Mais de 2 mil escolas recebem Síntese da coleção História Geral da África, em Minas Gerais

© UNESCO

O governo de Minas Gerais já distribuiu a Síntese da coleção História Geral da África para 2.211 escolas de ensino fundamental e médio da rede estadual, neste ano. A iniciativa faz parte da campanha “Afroconsciência: com essa história a escola tem tudo a ver”, que foi lançada em 23 de março de 2015 pelo governador Fernando Pimentel, em Belo Horizonte.

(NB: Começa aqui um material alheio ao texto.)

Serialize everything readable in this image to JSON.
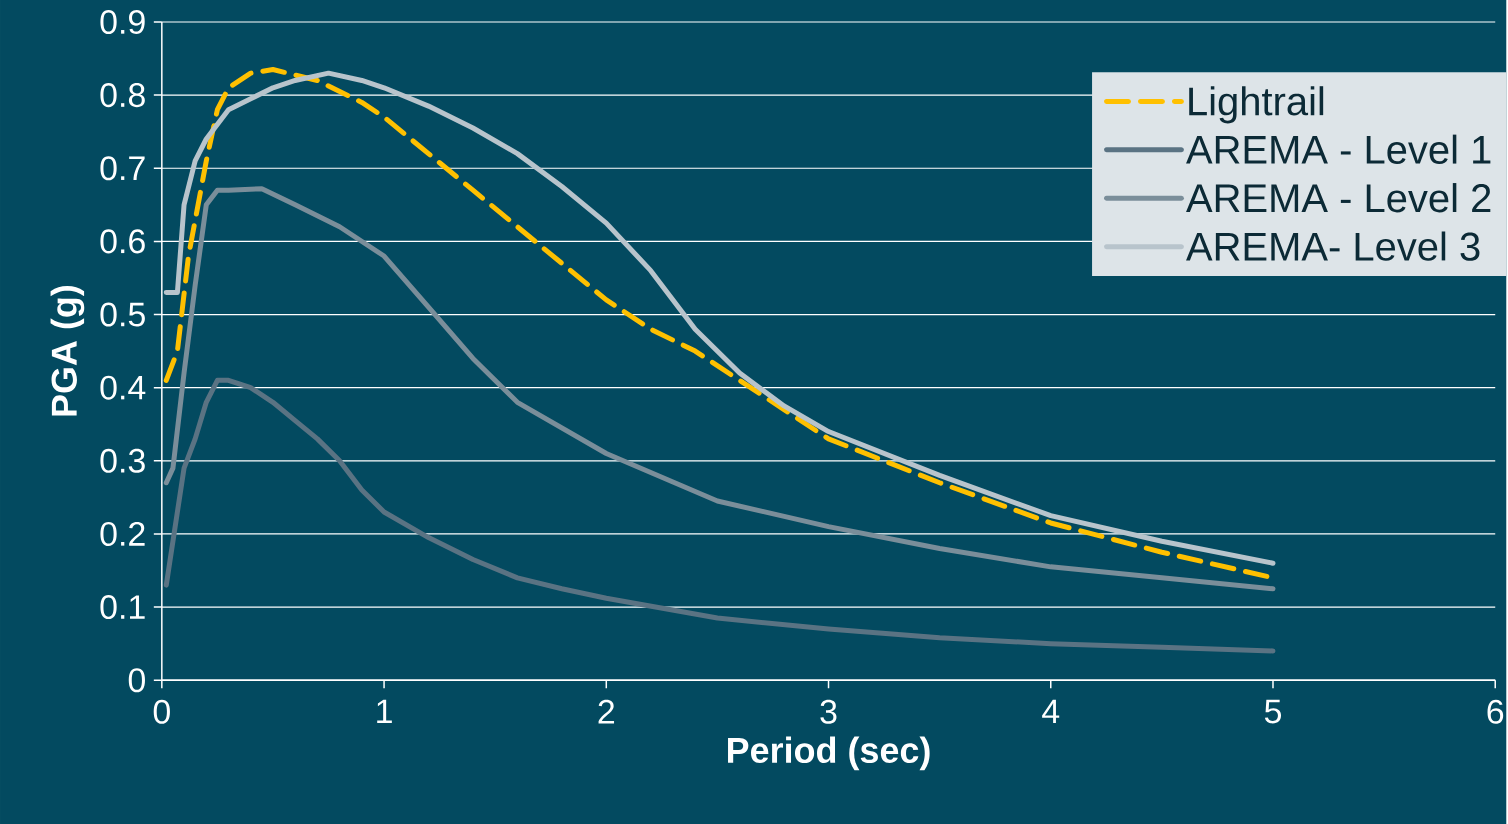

Um dos focos da campanha é a implementação da Lei Federal 10.639, de 2003, que tornou obrigatório o ensino da história e cultura afro-brasileira nas escolas do país. Até maio, todas as 3.679 escolas da rede mineira deverão receber a Síntese da coleção História Geral da África, que resume a coleção da UNESCO elaborada por mais de 350 especialistas de diferentes áreas do conhecimento, muitos deles africanos.

A coleção completa tem oito volumes e foi publicada a partir da década de 1980. Já a Síntese é formada por dois volumes e foi editada em 2013, como resultado de parceria entre a UNESCO, o Ministério da Educação e a Universidade Federal de São Carlos (UFSCar). “É um formato que facilita o entendimento e contribui para a implantação da lei”, diz a coordenadora de Educação da UNESCO no Brasil, Rebeca Otero.

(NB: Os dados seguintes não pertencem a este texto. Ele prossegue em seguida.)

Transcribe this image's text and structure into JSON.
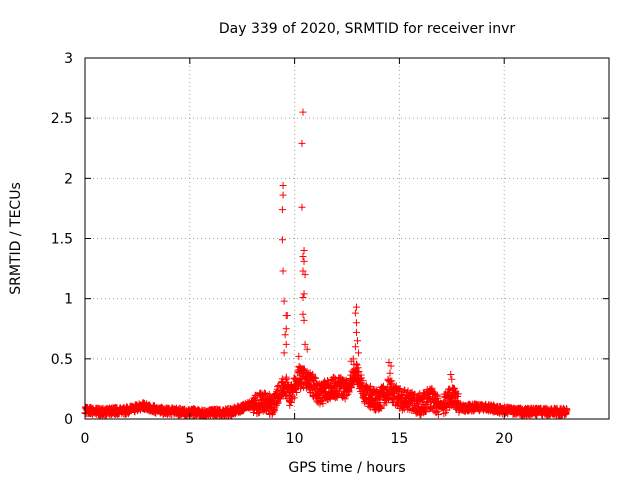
{
  "chart_data": {
    "type": "scatter",
    "title": "Day 339 of 2020, SRMTID for receiver invr",
    "xlabel": "GPS time / hours",
    "ylabel": "SRMTID / TECUs",
    "xlim": [
      0,
      25
    ],
    "ylim": [
      0,
      3
    ],
    "xticks": [
      0,
      5,
      10,
      15,
      20
    ],
    "xtick_labels": [
      "0",
      "5",
      "10",
      "15",
      "20"
    ],
    "yticks": [
      0,
      0.5,
      1,
      1.5,
      2,
      2.5,
      3
    ],
    "ytick_labels": [
      "0",
      "0.5",
      "1",
      "1.5",
      "2",
      "2.5",
      "3"
    ],
    "grid": true,
    "marker": "+",
    "series": [
      {
        "name": "SRMTID",
        "color": "#ff0000",
        "profile": [
          {
            "x": 0.0,
            "y": 0.07
          },
          {
            "x": 1.0,
            "y": 0.06
          },
          {
            "x": 2.0,
            "y": 0.07
          },
          {
            "x": 2.8,
            "y": 0.11
          },
          {
            "x": 3.5,
            "y": 0.07
          },
          {
            "x": 4.5,
            "y": 0.06
          },
          {
            "x": 6.0,
            "y": 0.05
          },
          {
            "x": 7.0,
            "y": 0.06
          },
          {
            "x": 7.8,
            "y": 0.11
          },
          {
            "x": 8.5,
            "y": 0.14
          },
          {
            "x": 9.0,
            "y": 0.12
          },
          {
            "x": 9.5,
            "y": 0.3
          },
          {
            "x": 9.8,
            "y": 0.18
          },
          {
            "x": 10.2,
            "y": 0.35
          },
          {
            "x": 10.8,
            "y": 0.3
          },
          {
            "x": 11.2,
            "y": 0.2
          },
          {
            "x": 11.8,
            "y": 0.27
          },
          {
            "x": 12.4,
            "y": 0.25
          },
          {
            "x": 12.9,
            "y": 0.4
          },
          {
            "x": 13.4,
            "y": 0.2
          },
          {
            "x": 14.0,
            "y": 0.15
          },
          {
            "x": 14.5,
            "y": 0.25
          },
          {
            "x": 15.0,
            "y": 0.17
          },
          {
            "x": 16.0,
            "y": 0.12
          },
          {
            "x": 16.5,
            "y": 0.18
          },
          {
            "x": 17.0,
            "y": 0.1
          },
          {
            "x": 17.5,
            "y": 0.2
          },
          {
            "x": 18.0,
            "y": 0.09
          },
          {
            "x": 19.0,
            "y": 0.1
          },
          {
            "x": 20.0,
            "y": 0.07
          },
          {
            "x": 21.0,
            "y": 0.06
          },
          {
            "x": 22.0,
            "y": 0.06
          },
          {
            "x": 23.0,
            "y": 0.06
          }
        ],
        "notable_points": [
          {
            "x": 9.45,
            "y": 1.94
          },
          {
            "x": 9.45,
            "y": 1.86
          },
          {
            "x": 9.42,
            "y": 1.74
          },
          {
            "x": 9.42,
            "y": 1.49
          },
          {
            "x": 9.45,
            "y": 1.23
          },
          {
            "x": 9.5,
            "y": 0.98
          },
          {
            "x": 9.6,
            "y": 0.86
          },
          {
            "x": 9.65,
            "y": 0.86
          },
          {
            "x": 9.6,
            "y": 0.75
          },
          {
            "x": 9.55,
            "y": 0.7
          },
          {
            "x": 9.6,
            "y": 0.62
          },
          {
            "x": 9.5,
            "y": 0.55
          },
          {
            "x": 10.4,
            "y": 2.55
          },
          {
            "x": 10.35,
            "y": 2.29
          },
          {
            "x": 10.35,
            "y": 1.76
          },
          {
            "x": 10.45,
            "y": 1.4
          },
          {
            "x": 10.4,
            "y": 1.35
          },
          {
            "x": 10.45,
            "y": 1.31
          },
          {
            "x": 10.4,
            "y": 1.23
          },
          {
            "x": 10.5,
            "y": 1.2
          },
          {
            "x": 10.45,
            "y": 1.04
          },
          {
            "x": 10.4,
            "y": 1.01
          },
          {
            "x": 10.4,
            "y": 0.87
          },
          {
            "x": 10.45,
            "y": 0.82
          },
          {
            "x": 10.5,
            "y": 0.62
          },
          {
            "x": 10.6,
            "y": 0.58
          },
          {
            "x": 10.2,
            "y": 0.52
          },
          {
            "x": 12.95,
            "y": 0.93
          },
          {
            "x": 12.9,
            "y": 0.88
          },
          {
            "x": 12.95,
            "y": 0.8
          },
          {
            "x": 12.95,
            "y": 0.72
          },
          {
            "x": 13.0,
            "y": 0.65
          },
          {
            "x": 12.9,
            "y": 0.6
          },
          {
            "x": 13.05,
            "y": 0.55
          },
          {
            "x": 12.8,
            "y": 0.5
          },
          {
            "x": 12.7,
            "y": 0.48
          },
          {
            "x": 14.5,
            "y": 0.47
          },
          {
            "x": 14.6,
            "y": 0.44
          },
          {
            "x": 14.55,
            "y": 0.38
          },
          {
            "x": 17.45,
            "y": 0.37
          },
          {
            "x": 17.5,
            "y": 0.33
          }
        ]
      }
    ]
  }
}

Rebeca acompanhou o lançamento da campanha e entregou um exemplar ao governador. Cada escola da rede estadual está recebendo seis conjuntos da Síntese, segundo a superintendente de Modalidades e Temáticas Especiais de Ensino da Secretaria de Estado da Educação, Iara Félix Viana.

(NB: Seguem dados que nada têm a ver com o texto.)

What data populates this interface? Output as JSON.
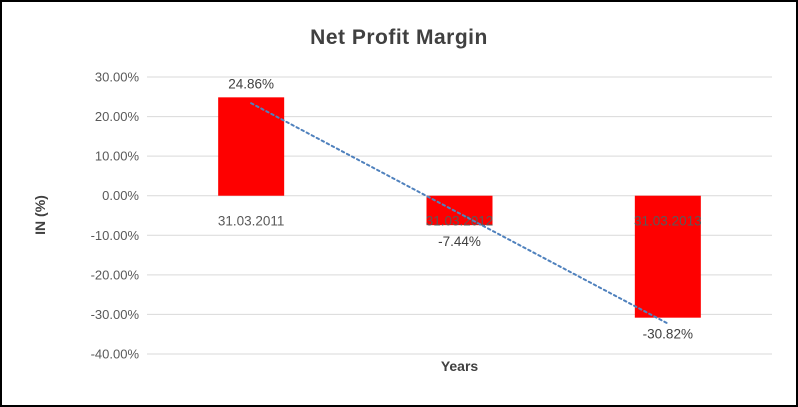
{
  "chart_data": {
    "type": "bar",
    "title": "Net Profit Margin",
    "xlabel": "Years",
    "ylabel": "IN (%)",
    "categories": [
      "31.03.2011",
      "31.03.2012",
      "31.03.2013"
    ],
    "values": [
      24.86,
      -7.44,
      -30.82
    ],
    "value_labels": [
      "24.86%",
      "-7.44%",
      "-30.82%"
    ],
    "y_ticks": [
      30,
      20,
      10,
      0,
      -10,
      -20,
      -30,
      -40
    ],
    "y_tick_labels": [
      "30.00%",
      "20.00%",
      "10.00%",
      "0.00%",
      "-10.00%",
      "-20.00%",
      "-30.00%",
      "-40.00%"
    ],
    "ylim": [
      -40,
      30
    ],
    "grid": true,
    "legend": false,
    "trendline": true,
    "colors": {
      "bar": "#fe0000",
      "trend": "#4f81bd",
      "grid": "#d9d9d9",
      "axis_text": "#595959",
      "title": "#404040",
      "data_label": "#404040"
    }
  }
}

O esforço do governo mineiro para combater o racismo inclui um acordo de cooperação com a Secretaria de Políticas de Promoção da Igualdade Racial (Seppir) da Presidência da República, também assinado em 23 de março de 2015.

O governador Pimentel destacou que os negros são maioria entre os jovens que têm morte violenta no Brasil. “Nosso compromisso é acabar com essa chaga. E não há forma melhor de fazê-lo do que enfrentar a situação a partir da educação, das escolas, do trabalho didático-pedagógico e acabar com essa vergonha que é a morte violenta dos jovens negros”, declarou Pimentel. (Com informações da Superintendência Central de Imprensa de Minas Gerais).